O perfeccionismo disfuncional é um mecanismo de defesa da nossa mente. A pessoa estabelece para si mesma padrões tão altos que são impossíveis de alcançar, tudo para proteger o Ego da dor do fracasso e da crítica.
Principais causas:
* Aceitação condicional: A criança sente que só é amada e valorizada quando tira notas altas ou vence competições.
* Crítica em vez de apoio: O foco dos pais nos erros (“Que bom que tirou 9, mas por que não 10?”) cria aquela vozinha interna que nunca está satisfeita com o resultado.
* Expectativas altas demais: A vontade dos adultos de ver a criança como “a melhor de todas” cria um peso enorme de responsabilidade.
* Comparação com os outros: Ficar sempre comparando a criança com os sucessos dos colegas faz com que ela sinta que está em uma competição sem fim.

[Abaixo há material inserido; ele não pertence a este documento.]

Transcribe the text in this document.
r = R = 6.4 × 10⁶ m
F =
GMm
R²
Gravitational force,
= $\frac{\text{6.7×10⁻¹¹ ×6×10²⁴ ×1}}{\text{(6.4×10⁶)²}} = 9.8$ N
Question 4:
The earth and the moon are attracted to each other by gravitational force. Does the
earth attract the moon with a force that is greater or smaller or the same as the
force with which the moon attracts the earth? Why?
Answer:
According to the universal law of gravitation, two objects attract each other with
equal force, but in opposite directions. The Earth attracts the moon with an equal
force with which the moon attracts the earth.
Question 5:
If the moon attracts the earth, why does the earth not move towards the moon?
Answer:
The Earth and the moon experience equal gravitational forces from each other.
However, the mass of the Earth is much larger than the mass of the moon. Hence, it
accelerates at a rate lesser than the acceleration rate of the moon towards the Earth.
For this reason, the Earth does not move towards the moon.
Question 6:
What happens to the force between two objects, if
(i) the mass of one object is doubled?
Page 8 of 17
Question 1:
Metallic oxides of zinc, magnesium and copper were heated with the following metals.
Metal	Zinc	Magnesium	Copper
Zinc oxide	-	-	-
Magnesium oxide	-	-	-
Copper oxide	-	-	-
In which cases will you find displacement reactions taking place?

Como isso se manifesta em crianças e adolescentes
* Reação exagerada aos erros: A criança pode chorar por causa de uma nota 9, rasgar o caderno se a letra saiu torta, ou se recusar a terminar uma tarefa se ela não sai perfeita de primeira.
* Ansiedade escolar: Tensão constante antes de provas ou de ter que responder algo na lousa, por medo de “passar vergonha” se falhar.
* Paralisia na hora de agir (procrastinação): O adolescente pode nem começar uma tarefa se não tiver certeza de que vai conseguir fazê-la com perfeição.
* Isolamento social: Evitar a companhia dos colegas em situações que exigem espontaneidade ou onde há o risco de parecer “ridículo”.
* Autoagressão e comportamento reservado: Esconder notas baixas, se culpar excessivamente e, em casos graves, desenvolver quadros depressivos e pensamentos de inutilidade.
Grupos de risco e consequências
* Bons alunos e crianças “boazinhas”: Muitas vezes, são justamente eles que sofrem com essa disfunção, escondendo uma infelicidade profunda por trás de um comportamento ideal.
* Riscos para a saúde: O estresse constante pode levar a transtornos alimentares (TA), distúrbios do sono, tiques e dores psicossomáticas.
* Crise de identidade: O adolescente desenvolve um “falso eu” — uma imagem que os adultos aprovam, perdendo a conexão com seus verdadeiros desejos e sentimentos.